It was a good buy, but you shouldn't have bought a single subwoofer, if it's the DVC 2-Ohm version. Right now, your wiring options are either to wire it down to 1 Ohm (makes your amp generate a ton of heat, and many amps aren't 1-Ohm stable), or to wire it to 4 Ohms, but both amps you list make less power at 4 Ohms. You'll still be fine with "only" 300W going to the subwoofer, it's not like you'll hear a difference, but it's something to be aware of, that you need to be looking at the 4 Ohm rating, not the 2 Ohm.

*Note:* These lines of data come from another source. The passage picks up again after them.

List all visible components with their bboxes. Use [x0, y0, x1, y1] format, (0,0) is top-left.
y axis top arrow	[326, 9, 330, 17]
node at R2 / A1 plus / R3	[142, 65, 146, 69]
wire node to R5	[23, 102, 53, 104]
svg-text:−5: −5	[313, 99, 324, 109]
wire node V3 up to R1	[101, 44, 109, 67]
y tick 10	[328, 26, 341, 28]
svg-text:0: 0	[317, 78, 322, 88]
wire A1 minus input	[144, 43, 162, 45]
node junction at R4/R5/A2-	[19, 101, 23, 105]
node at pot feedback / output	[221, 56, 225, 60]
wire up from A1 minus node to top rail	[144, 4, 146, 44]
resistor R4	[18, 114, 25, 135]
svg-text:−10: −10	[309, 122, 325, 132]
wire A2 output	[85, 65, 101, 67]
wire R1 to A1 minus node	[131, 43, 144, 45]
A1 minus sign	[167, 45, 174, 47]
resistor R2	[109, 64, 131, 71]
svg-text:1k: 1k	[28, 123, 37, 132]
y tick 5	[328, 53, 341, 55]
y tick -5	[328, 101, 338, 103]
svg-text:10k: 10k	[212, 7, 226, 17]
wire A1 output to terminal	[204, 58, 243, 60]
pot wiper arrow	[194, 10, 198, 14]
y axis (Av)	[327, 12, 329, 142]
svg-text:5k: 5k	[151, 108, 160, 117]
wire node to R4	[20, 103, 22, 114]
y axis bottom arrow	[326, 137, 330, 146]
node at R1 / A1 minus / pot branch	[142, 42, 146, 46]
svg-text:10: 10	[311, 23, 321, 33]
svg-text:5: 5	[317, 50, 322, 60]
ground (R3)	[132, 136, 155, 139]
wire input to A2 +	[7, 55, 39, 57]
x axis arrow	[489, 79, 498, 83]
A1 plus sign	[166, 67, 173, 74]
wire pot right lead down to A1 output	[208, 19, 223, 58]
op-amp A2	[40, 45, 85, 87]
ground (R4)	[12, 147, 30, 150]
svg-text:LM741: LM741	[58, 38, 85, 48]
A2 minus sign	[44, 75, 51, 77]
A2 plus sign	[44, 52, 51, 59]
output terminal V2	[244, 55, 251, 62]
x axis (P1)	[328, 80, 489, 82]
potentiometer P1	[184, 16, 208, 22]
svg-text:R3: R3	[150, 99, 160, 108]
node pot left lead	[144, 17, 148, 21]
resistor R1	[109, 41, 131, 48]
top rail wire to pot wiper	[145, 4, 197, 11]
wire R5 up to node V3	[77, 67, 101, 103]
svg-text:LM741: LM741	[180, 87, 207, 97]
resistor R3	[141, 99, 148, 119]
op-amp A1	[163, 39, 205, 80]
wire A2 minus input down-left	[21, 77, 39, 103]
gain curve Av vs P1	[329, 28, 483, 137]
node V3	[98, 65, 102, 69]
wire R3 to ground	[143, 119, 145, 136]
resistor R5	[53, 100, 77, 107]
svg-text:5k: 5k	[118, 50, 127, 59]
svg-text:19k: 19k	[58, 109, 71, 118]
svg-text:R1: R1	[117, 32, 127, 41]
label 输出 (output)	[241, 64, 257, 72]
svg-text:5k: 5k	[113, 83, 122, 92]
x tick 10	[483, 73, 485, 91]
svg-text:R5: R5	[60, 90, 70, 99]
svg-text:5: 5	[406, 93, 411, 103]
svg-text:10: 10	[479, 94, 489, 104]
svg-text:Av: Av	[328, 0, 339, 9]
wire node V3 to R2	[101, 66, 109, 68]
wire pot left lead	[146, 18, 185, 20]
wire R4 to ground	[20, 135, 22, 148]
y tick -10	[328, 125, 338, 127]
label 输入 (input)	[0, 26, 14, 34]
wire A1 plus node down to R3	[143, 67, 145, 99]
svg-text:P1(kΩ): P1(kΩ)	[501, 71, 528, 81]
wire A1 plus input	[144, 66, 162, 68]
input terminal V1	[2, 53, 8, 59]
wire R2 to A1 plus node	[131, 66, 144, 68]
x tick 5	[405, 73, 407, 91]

This amp, for example, has almost perfect power for your situation:
Amazon.com: JBL GTO7001 Grand Touring 700-Watt Mono Subwoofer Amplifier: Car Electronics
Or, you can get something like this Kicker, which is 1 Ohm stable and will give you more power:
Kicker DX500.1 (10DX500.1) Mono Class D Car Amplifier
This JBL gives you an extra 50W at 4 Ohms:
JBL GTO-501EZ Monoblock GTO Series Class D Car Amplifier
Or look in our hot deals section, threads like these:
http://www.diymobileaudio.com/forum/hot-deals/130683-nvx-amps-similar-specs-ppi-phantom.html
http://www.diymobileaudio.com/forum/hot-deals/132973-polk-refurbs-amps-subs-speakers.html
Edit: I haven't researched to see which of these have line-level inputs, or the best way for you to go around getting the subwoofer to interface with your stereo. I do know that those newer Accords have wonky setups. A friend of mine got a system wherein he kept the factory head unit, but had to get a secondary volume adjust installed. The new Hondas change the EQ as you change the volume. They cut bass output so that you don't blow your speakers jamming down the street, so I recommend going to some Accord forums and doing some research. If you just try and splice line-level off of the rear speakers, you may get bass cut as you turn up the volume.